I’m restarting this blog after a long hiatus – a couple of years, at least. It looks like my old posts were purged in the meantime, but that’s probably for the best1.  My musings about Hibernate from 2007 are probably not that interesting now2.

Where I’m coming from:

I work on a team that, in a lot of ways, is on the cusp of Big Data:  we deal with gigabytes, but not terabytes of data, and we don’t have endless racks of commodity servers.  We have a homegrown task framework that follows a typical master-worker pattern and allows for tasks to be distributed among nodes on different servers.  That works well, and I like the framework in general – it could use some cleaning up, but it’s simple, clean and functional.

Data, though, is all stored inside an Oracle database, and we’re knocking at the edge of it’s capabilities.  We haven’t entirely maxed it out yet, but each performance gain has been harder to come by, and we can easily see the time approaching where it will be cheaper to rearchitect how we’re storing and serving data rather than eke more performance by smarter partitioning, better queries, or a faster SAN.

So over the past several months I’ve been reading about some of the competitors in the big-data field, and sketching ideas for what I’d like our architecture to look like going forward.  Things like MapReduce (Hadoop), HBase, Cassandra, or Terracotta, or a number of other ideas – different types of products, all with the goal of scaling data beyond a single server.

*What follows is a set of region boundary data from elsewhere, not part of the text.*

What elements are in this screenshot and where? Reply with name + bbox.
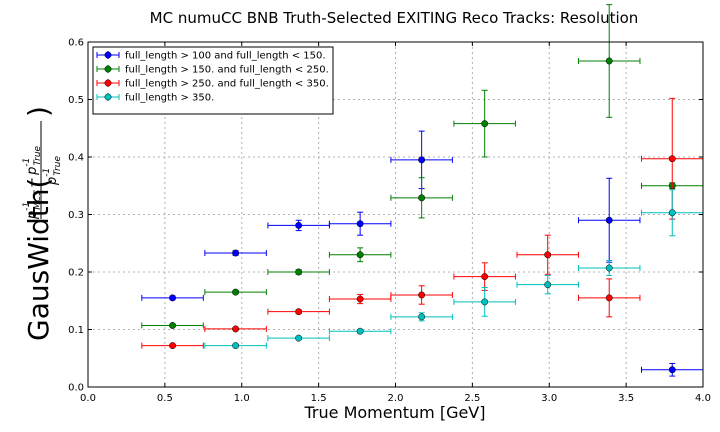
data-point bbox=[418, 291, 426, 299]
legend-entry-2: full_length > 150. and full_length < 250… bbox=[96, 65, 329, 76]
data-point bbox=[544, 251, 552, 259]
series-4 bbox=[204, 189, 704, 350]
x-tick-label: 2.0 bbox=[388, 393, 404, 404]
data-point bbox=[356, 327, 364, 335]
data-point bbox=[232, 249, 240, 257]
x-tick-label: 1.5 bbox=[311, 393, 327, 404]
legend-marker bbox=[104, 79, 112, 87]
data-point bbox=[295, 308, 303, 316]
y-tick-label: 0.0 bbox=[68, 383, 84, 394]
y-tick-label: 0.3 bbox=[68, 210, 84, 221]
x-tick-label: 3.5 bbox=[618, 393, 634, 404]
x-axis-label: True Momentum [GeV] bbox=[304, 403, 486, 422]
data-point bbox=[356, 295, 364, 303]
data-point bbox=[295, 334, 303, 342]
data-point bbox=[481, 298, 489, 306]
chart-title: MC numuCC BNB Truth-Selected EXITING Rec… bbox=[150, 9, 639, 27]
data-point bbox=[481, 120, 489, 128]
y-axis-label-fraction: p-1MCS−p-1True p-1True bbox=[22, 121, 63, 220]
legend-label: full_length > 100 and full_length < 150. bbox=[125, 51, 326, 62]
series-1 bbox=[141, 130, 704, 377]
x-tick-label: 1.0 bbox=[234, 393, 250, 404]
y-tick-label: 0.4 bbox=[68, 153, 84, 164]
x-tick-label: 3.0 bbox=[541, 393, 557, 404]
data-point bbox=[605, 57, 613, 65]
data-point bbox=[605, 216, 613, 224]
y-axis-label-numerator: p-1MCS−p-1True bbox=[22, 145, 43, 220]
y-tick-label: 0.6 bbox=[68, 38, 84, 49]
data-point bbox=[356, 251, 364, 259]
legend-entry-4: full_length > 350. bbox=[96, 93, 214, 104]
series-2 bbox=[141, 4, 704, 329]
data-point bbox=[668, 366, 676, 374]
axis-ticks: 0.0 0.5 1.0 1.5 2.0 2.5 3.0 3.5 4.0 0.0 0.1 0.2 0.3 0… bbox=[68, 38, 711, 405]
data-point bbox=[418, 194, 426, 202]
y-tick-label: 0.2 bbox=[68, 268, 84, 279]
y-axis-label: GausWidth( p-1MCS−p-1True p-1True ) bbox=[22, 106, 63, 341]
data-point bbox=[232, 325, 240, 333]
legend-entry-3: full_length > 250. and full_length < 350… bbox=[96, 79, 329, 90]
data-point bbox=[418, 313, 426, 321]
legend-marker bbox=[104, 65, 112, 73]
data-point bbox=[356, 220, 364, 228]
series-3 bbox=[141, 97, 704, 350]
y-axis-label-prefix: GausWidth( bbox=[22, 178, 55, 341]
data-point bbox=[668, 209, 676, 217]
data-point bbox=[295, 268, 303, 276]
data-point bbox=[169, 342, 177, 350]
y-axis-label-denominator: p-1True bbox=[42, 156, 63, 186]
x-tick-label: 2.5 bbox=[464, 393, 480, 404]
data-point bbox=[169, 294, 177, 302]
data-point bbox=[481, 273, 489, 281]
legend-label: full_length > 350. bbox=[125, 93, 214, 104]
legend-label: full_length > 250. and full_length < 350… bbox=[125, 79, 329, 90]
data-point bbox=[232, 288, 240, 296]
data-point bbox=[418, 156, 426, 164]
data-point bbox=[232, 342, 240, 350]
legend-box bbox=[92, 46, 334, 115]
data-series bbox=[141, 4, 704, 377]
data-point bbox=[605, 294, 613, 302]
y-tick-label: 0.5 bbox=[68, 95, 84, 106]
x-tick-label: 4.0 bbox=[695, 393, 711, 404]
legend-marker bbox=[104, 93, 112, 101]
legend-entry-1: full_length > 100 and full_length < 150. bbox=[96, 51, 326, 62]
legend-label: full_length > 150. and full_length < 250… bbox=[125, 65, 329, 76]
y-tick-label: 0.1 bbox=[68, 325, 84, 336]
data-point bbox=[169, 322, 177, 329]
data-point bbox=[544, 281, 552, 289]
y-axis-label-suffix: ) bbox=[22, 106, 55, 117]
data-point bbox=[668, 155, 676, 163]
x-tick-label: 0.0 bbox=[80, 393, 96, 404]
data-point bbox=[605, 264, 613, 272]
legend-marker bbox=[104, 51, 112, 59]
data-point bbox=[295, 221, 303, 229]
x-tick-label: 0.5 bbox=[157, 393, 173, 404]
legend: full_length > 100 and full_length < 150.… bbox=[92, 46, 334, 115]
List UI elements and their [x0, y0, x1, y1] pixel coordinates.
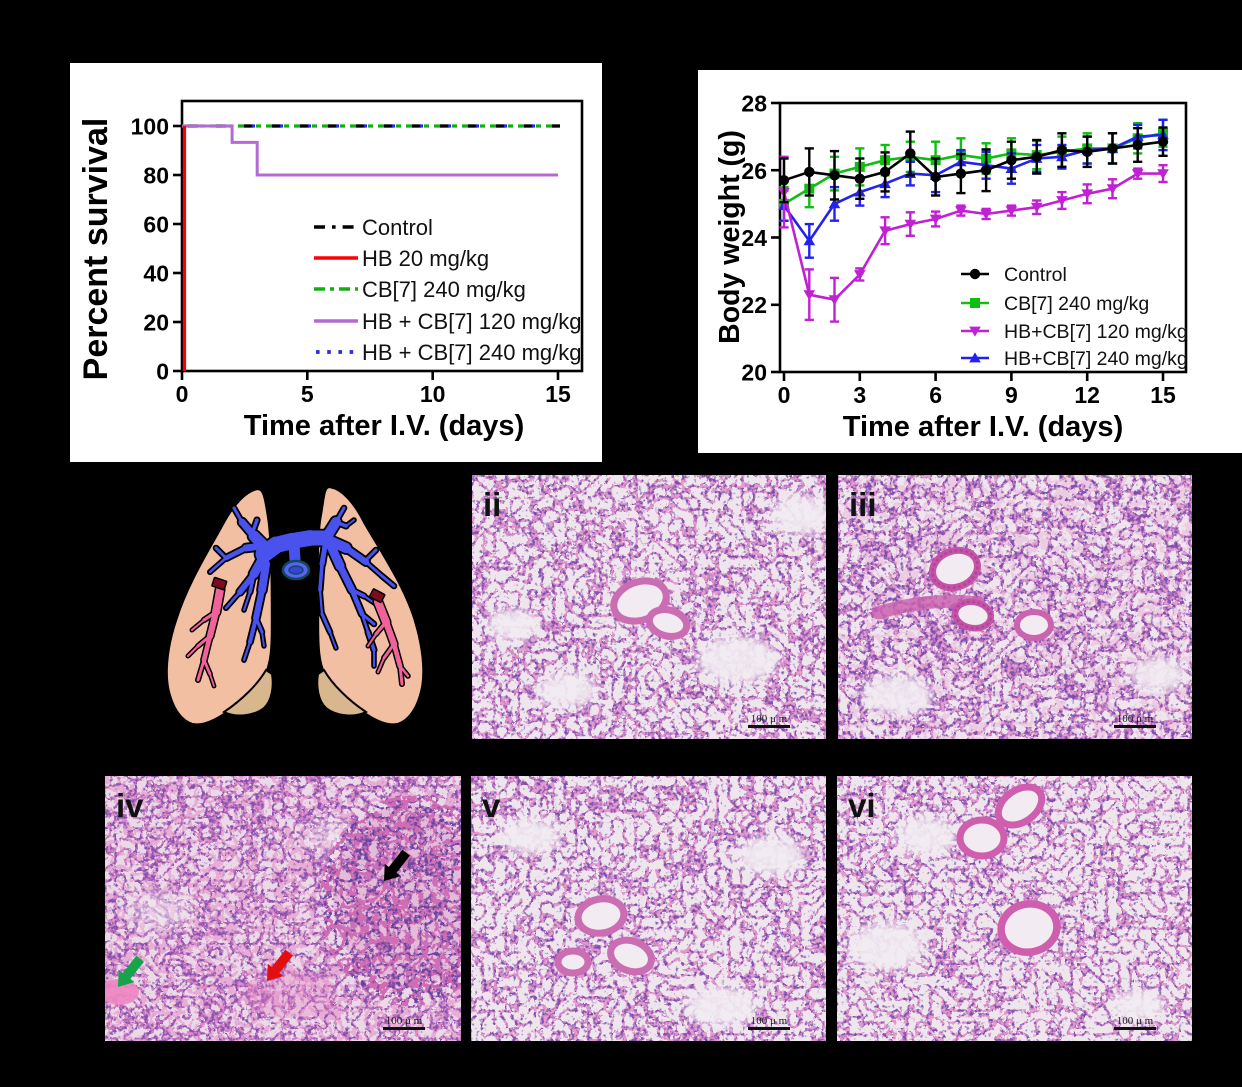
svg-text:100 μ m: 100 μ m: [1117, 1015, 1154, 1027]
svg-text:HB + CB[7] 240 mg/kg: HB + CB[7] 240 mg/kg: [362, 340, 582, 365]
svg-text:100 μ m: 100 μ m: [751, 1015, 788, 1027]
svg-text:Time after I.V. (days): Time after I.V. (days): [843, 411, 1123, 443]
svg-text:15: 15: [1150, 382, 1176, 408]
svg-text:CB[7] 240 mg/kg: CB[7] 240 mg/kg: [1004, 293, 1149, 315]
svg-text:20: 20: [741, 360, 767, 386]
svg-text:10: 10: [420, 381, 446, 407]
svg-text:iii: iii: [849, 486, 877, 523]
svg-text:HB + CB[7] 120 mg/kg: HB + CB[7] 120 mg/kg: [362, 309, 582, 334]
svg-text:80: 80: [143, 163, 169, 189]
svg-text:22: 22: [741, 292, 767, 318]
svg-text:6: 6: [929, 382, 942, 408]
svg-text:40: 40: [143, 261, 169, 287]
svg-text:Percent survival: Percent survival: [77, 118, 115, 381]
svg-text:v: v: [482, 787, 501, 824]
svg-text:9: 9: [1005, 382, 1018, 408]
svg-text:0: 0: [176, 381, 189, 407]
svg-text:iv: iv: [116, 787, 144, 824]
svg-text:20: 20: [143, 310, 169, 336]
svg-text:12: 12: [1074, 382, 1100, 408]
svg-text:0: 0: [778, 382, 791, 408]
svg-text:28: 28: [741, 91, 767, 117]
svg-text:HB 20 mg/kg: HB 20 mg/kg: [362, 246, 489, 271]
svg-text:15: 15: [545, 381, 571, 407]
svg-text:0: 0: [156, 359, 169, 385]
svg-text:HB+CB[7] 240 mg/kg: HB+CB[7] 240 mg/kg: [1004, 348, 1188, 370]
svg-text:26: 26: [741, 158, 767, 184]
svg-text:100 μ m: 100 μ m: [386, 1015, 423, 1027]
svg-text:100 μ m: 100 μ m: [751, 713, 788, 725]
svg-text:3: 3: [853, 382, 866, 408]
svg-text:5: 5: [301, 381, 314, 407]
svg-text:Control: Control: [362, 215, 433, 240]
svg-text:HB+CB[7] 120 mg/kg: HB+CB[7] 120 mg/kg: [1004, 321, 1188, 343]
svg-text:Time after I.V. (days): Time after I.V. (days): [244, 410, 524, 442]
svg-text:CB[7] 240 mg/kg: CB[7] 240 mg/kg: [362, 277, 526, 302]
svg-text:60: 60: [143, 212, 169, 238]
svg-text:Control: Control: [1004, 264, 1067, 286]
svg-text:100: 100: [131, 114, 169, 140]
svg-text:100 μ m: 100 μ m: [1117, 713, 1154, 725]
svg-text:vi: vi: [848, 787, 876, 824]
svg-text:Body weight (g): Body weight (g): [714, 130, 746, 344]
svg-text:24: 24: [741, 225, 767, 251]
svg-text:ii: ii: [483, 486, 501, 523]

But unlike a lot of folks looking at these options, we have an existing product in production, based on a framework that does 80% of what we need. So I find myself on a seesaw, going between the newest, coolest thing I’ve read about, and then the pain of rewriting what we have on a non-existent timeline when what we have works so well – at today’s data volumes.

I decided to reinstate this blog to collect what I’ve learned so far.

1 Does anyone else have the problem of starting blogs like new years’ resolutions and then losing track of them? I probably have three out there, tied to some forgotten username on goodness knows which host, and they’re probably saying very insightful things about Hibernate 2.0.

2 Turns out, I did recover some old posts from a Typo blog from 2006. A couple of the most boring just didn’t make the move over, but most of them are here for morbid curiosity about what seemed interesting at the time.